THE FUNDAMENTAL TRADEOFF: Increasing model complexity increases its variance but reduces its bias
- Models that are too simple have high bias but low variance
- Models that are too complex have the opposite problem
- Collecting a TON of data can allow you to use complex models with less variance
This is the essence of the bias-variance tradeoff, a fundamental issue that we face in choosing models for prediction."
_(This is adapted from DS100)_
Visually, that is
| (A) The classic bias-variance tradeoff | (B) Adding more data reduces variance at each level of complexity |
 |  |
- Models that are too simple are said to be "underfit" and this is usually caused by bias
- Models that are too complicated are said to be "overfit" and this is usually caused by variance
Minimizing model risk
Our tools to minimize model risk:
- More data
- Feature engineering (adding, cleaning, and selecting features; dimensionality reduction).
- Model selection
- Model evaluation via cross validation (CV)
You should absolutely read this on feature engineering, and this for model selection.
Let's dig into CV here because it gets at the flow of testing a model:
Model evaluation via cross validation (CV)
Holdout sample
So we need a way to estimate the test error.

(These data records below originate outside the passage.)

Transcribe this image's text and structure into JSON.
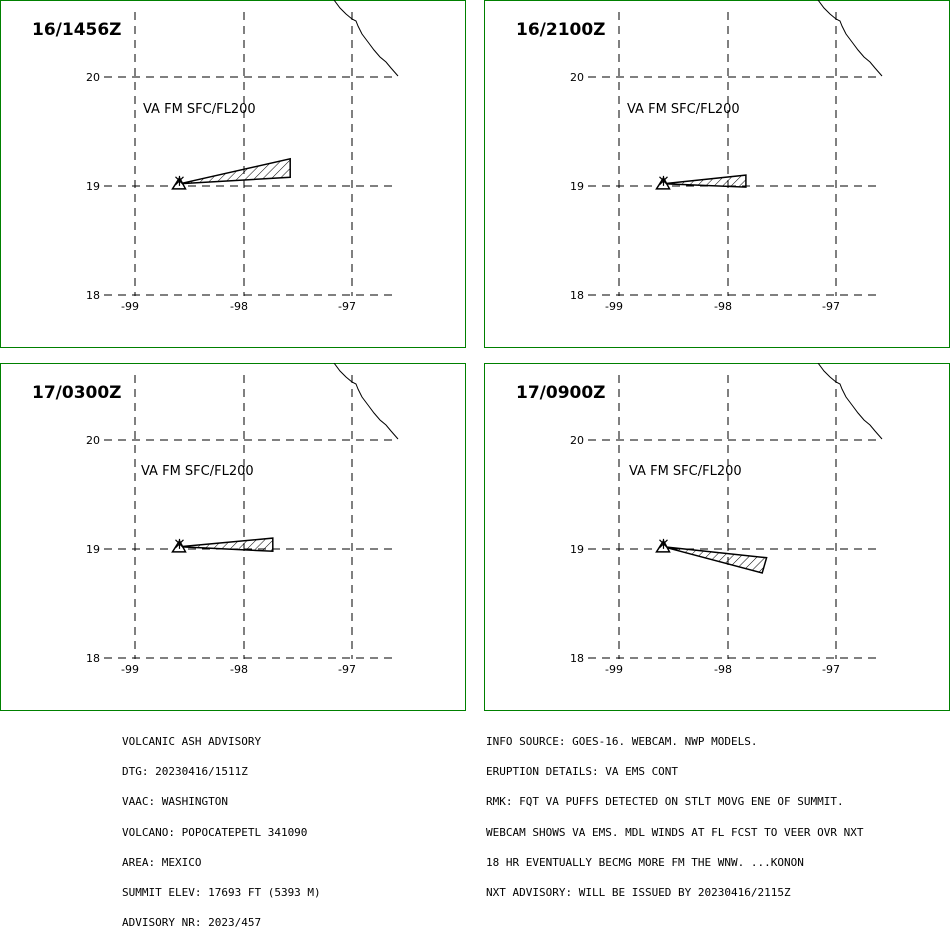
{
  "colors": {
    "frame": "#008000",
    "grid": "#000000",
    "background": "#ffffff",
    "text": "#000000"
  },
  "panels": [
    {
      "time_label": "16/1456Z",
      "layer_label": "VA FM SFC/FL200",
      "lat_labels": [
        "20",
        "19",
        "18"
      ],
      "lon_labels": [
        "-99",
        "-98",
        "-97"
      ],
      "volcano_icon": "volcano-triangle-icon",
      "plume": [
        [
          -98.59,
          19.02
        ],
        [
          -97.57,
          19.25
        ],
        [
          -97.57,
          19.08
        ],
        [
          -98.59,
          19.02
        ]
      ]
    },
    {
      "time_label": "16/2100Z",
      "layer_label": "VA FM SFC/FL200",
      "lat_labels": [
        "20",
        "19",
        "18"
      ],
      "lon_labels": [
        "-99",
        "-98",
        "-97"
      ],
      "volcano_icon": "volcano-triangle-icon",
      "plume": [
        [
          -98.59,
          19.02
        ],
        [
          -97.83,
          19.1
        ],
        [
          -97.83,
          18.99
        ],
        [
          -98.59,
          19.02
        ]
      ]
    },
    {
      "time_label": "17/0300Z",
      "layer_label": "VA FM SFC/FL200",
      "lat_labels": [
        "20",
        "19",
        "18"
      ],
      "lon_labels": [
        "-99",
        "-98",
        "-97"
      ],
      "volcano_icon": "volcano-triangle-icon",
      "plume": [
        [
          -98.59,
          19.02
        ],
        [
          -97.73,
          19.1
        ],
        [
          -97.73,
          18.98
        ],
        [
          -98.59,
          19.02
        ]
      ]
    },
    {
      "time_label": "17/0900Z",
      "layer_label": "VA FM SFC/FL200",
      "lat_labels": [
        "20",
        "19",
        "18"
      ],
      "lon_labels": [
        "-99",
        "-98",
        "-97"
      ],
      "volcano_icon": "volcano-triangle-icon",
      "plume": [
        [
          -98.59,
          19.02
        ],
        [
          -97.64,
          18.92
        ],
        [
          -97.68,
          18.78
        ],
        [
          -98.59,
          19.02
        ]
      ]
    }
  ],
  "advisory_left": [
    "VOLCANIC ASH ADVISORY",
    "DTG: 20230416/1511Z",
    "VAAC: WASHINGTON",
    "VOLCANO: POPOCATEPETL 341090",
    "AREA: MEXICO",
    "SUMMIT ELEV: 17693 FT (5393 M)",
    "ADVISORY NR: 2023/457"
  ],
  "advisory_right": [
    "INFO SOURCE: GOES-16. WEBCAM. NWP MODELS.",
    "ERUPTION DETAILS: VA EMS CONT",
    "RMK: FQT VA PUFFS DETECTED ON STLT MOVG ENE OF SUMMIT.",
    "WEBCAM SHOWS VA EMS. MDL WINDS AT FL FCST TO VEER OVR NXT",
    "18 HR EVENTUALLY BECMG MORE FM THE WNW. ...KONON",
    "NXT ADVISORY: WILL BE ISSUED BY 20230416/2115Z"
  ]
}
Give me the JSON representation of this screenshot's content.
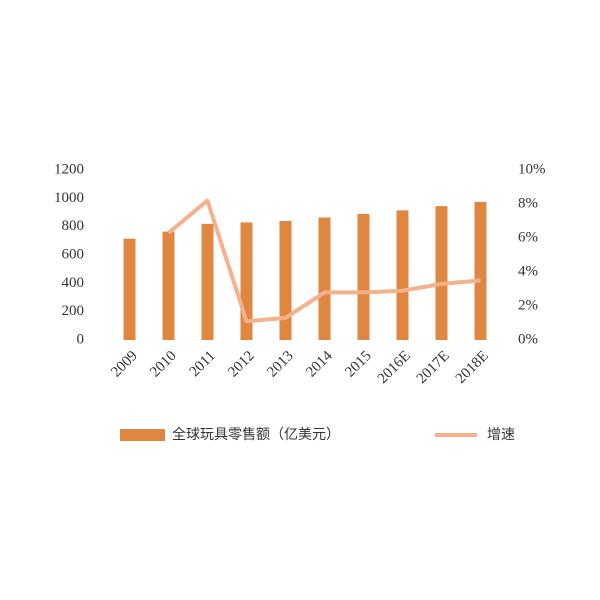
{
  "chart_data": {
    "type": "bar",
    "categories": [
      "2009",
      "2010",
      "2011",
      "2012",
      "2013",
      "2014",
      "2015",
      "2016E",
      "2017E",
      "2018E"
    ],
    "series": [
      {
        "name": "全球玩具零售额（亿美元）",
        "color": "#df8640",
        "values": [
          715,
          765,
          820,
          830,
          840,
          865,
          890,
          915,
          945,
          975
        ]
      },
      {
        "name": "增速",
        "type": "line",
        "axis": "y2",
        "color": "#f5b08c",
        "values": [
          null,
          6.3,
          8.2,
          1.1,
          1.3,
          2.8,
          2.8,
          2.9,
          3.3,
          3.5
        ]
      }
    ],
    "ylim": [
      0,
      1200
    ],
    "yticks": [
      0,
      200,
      400,
      600,
      800,
      1000,
      1200
    ],
    "y2lim": [
      0,
      10
    ],
    "y2ticks": [
      {
        "value": 0,
        "label": "0%"
      },
      {
        "value": 2,
        "label": "2%"
      },
      {
        "value": 4,
        "label": "4%"
      },
      {
        "value": 6,
        "label": "6%"
      },
      {
        "value": 8,
        "label": "8%"
      },
      {
        "value": 10,
        "label": "10%"
      }
    ],
    "legend": "bottom"
  }
}
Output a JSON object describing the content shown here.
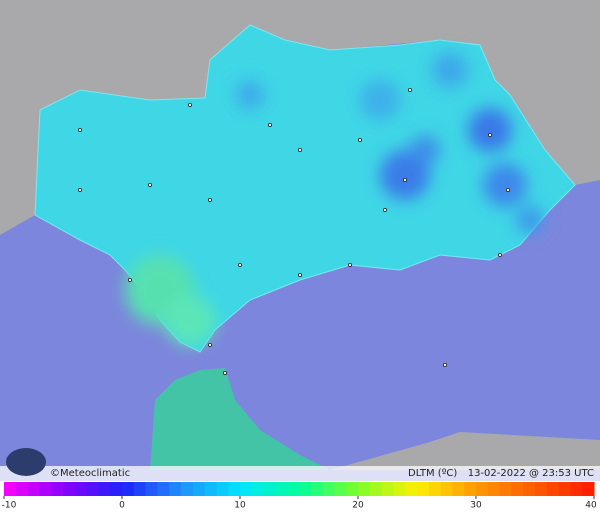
{
  "footer": {
    "brand": "©Meteoclimatic",
    "variable": "DLTM (ºC)",
    "timestamp": "13-02-2022 @ 23:53 UTC"
  },
  "colorbar": {
    "range": [
      -10,
      40
    ],
    "ticks": [
      -10,
      0,
      10,
      20,
      30,
      40
    ]
  }
}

The way we do that is by creating a holdout sample (step #2 in the flowchart above) to test the model at the end of the process.
YOU CAN ONLY USE THE HOLDOUT SAMPLE ONCE! If you use it during the iterative training/evaluation process, it stops being a a holdout sample and effectively becomes part of the training set.
Then, in the flowchart, we enter the grey box where all the ML magic happens, and pre-process the data (step #3).
Training sample
So, we have the holdout sample and the training sample.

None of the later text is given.